A temporary hiatus

I regularly appear and disappear from this page. I come for weeks, I go for months. Partially because I get busy with other things, and partly because I don’t take the time to sit down and get some writing done.
The funny thing is how much I actually enjoy writing for this page. It’s therapeutic, and it serves as a “dumping ground”- anything that’s upsetting me or getting me down ceases to, as soon as I put finger to keystroke, and clickity-clack my irritation away. So why then, is it so hard to keep writing? Why then, does it seem like it takes more effort to write then it does to edit the photo or to think of something to write about? I seldom plan a shot, and never plan a topic to write about. It’s just organic if I go somewhere or experience something, and I think it to be worthy of archiving on this page, I take a picture. If something is urking me, I write about it when I sit down to write. No preplanning. But the act of committing, to sitting down and opening a document to begin writing, that’s what gets me. I keep putting it off or keep leaving it for another time. Another time never comes. On the flip side, however, if there’s one thing I want to avoid, is this becoming a chore. Something I dread rather than looking forward to.
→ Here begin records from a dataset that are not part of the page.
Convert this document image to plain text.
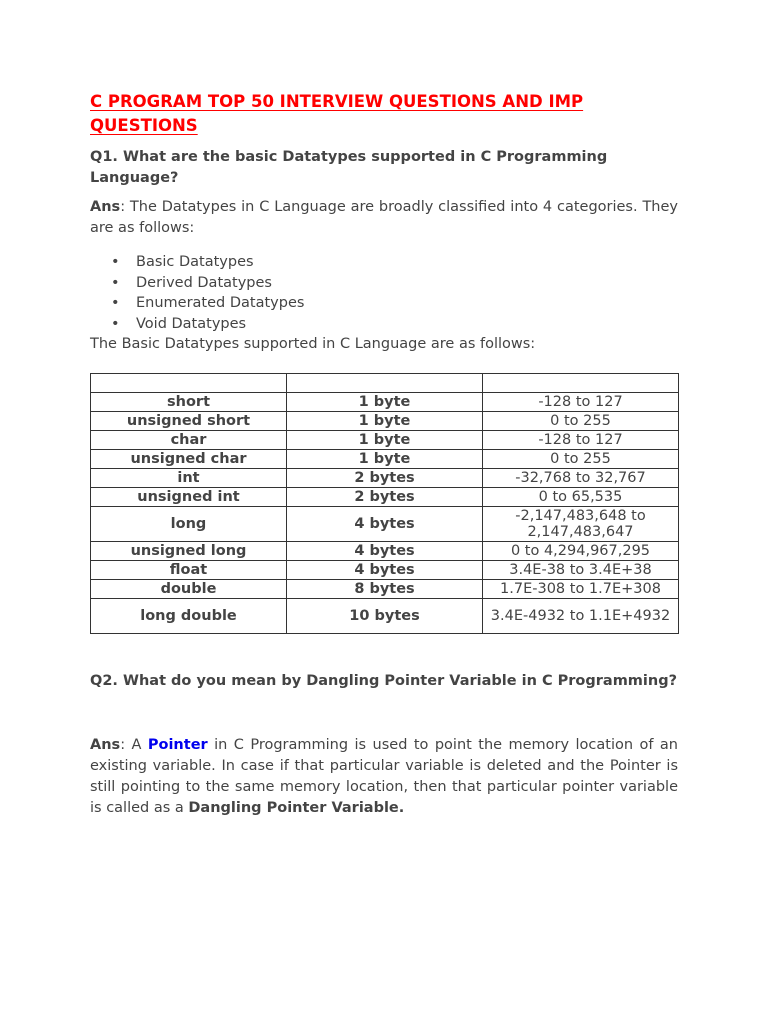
C PROGRAM TOP 50 INTERVIEW QUESTIONS AND IMP QUESTIONS

Q1. What are the basic Datatypes supported in C Programming Language?

Ans: The Datatypes in C Language are broadly classified into 4 categories. They are as follows:

• Basic Datatypes
• Derived Datatypes
• Enumerated Datatypes
• Void Datatypes

The Basic Datatypes supported in C Language are as follows:

short	1 byte	-128 to 127
unsigned short	1 byte	0 to 255
char	1 byte	-128 to 127
unsigned char	1 byte	0 to 255
int	2 bytes	-32,768 to 32,767
unsigned int	2 bytes	0 to 65,535
long	4 bytes	-2,147,483,648 to 2,147,483,647
unsigned long	4 bytes	0 to 4,294,967,295
float	4 bytes	3.4E-38 to 3.4E+38
double	8 bytes	1.7E-308 to 1.7E+308
long double	10 bytes	3.4E-4932 to 1.1E+4932

Q2. What do you mean by Dangling Pointer Variable in C Programming?

Ans: A Pointer in C Programming is used to point the memory location of an existing variable. In case if that particular variable is deleted and the Pointer is still pointing to the same memory location, then that particular pointer variable is called as a Dangling Pointer Variable.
As all the gambling commercials keep saying: “When the fun stops, stop.” And that the thing. The fun stops, and then I stop too, and there’s nothing new for months on end.
Hopefully, that clears things up. I’m still around, just not very proactive.
When the creativity strikes, then there’s like 6 posts at once. But for now, it’s intermittent. I know that this year has been hella taxing on us all, and if I can do even a little to try and alleviate that burden with a measly picture and even more measly wall of text, then I will try my utmost to follow through.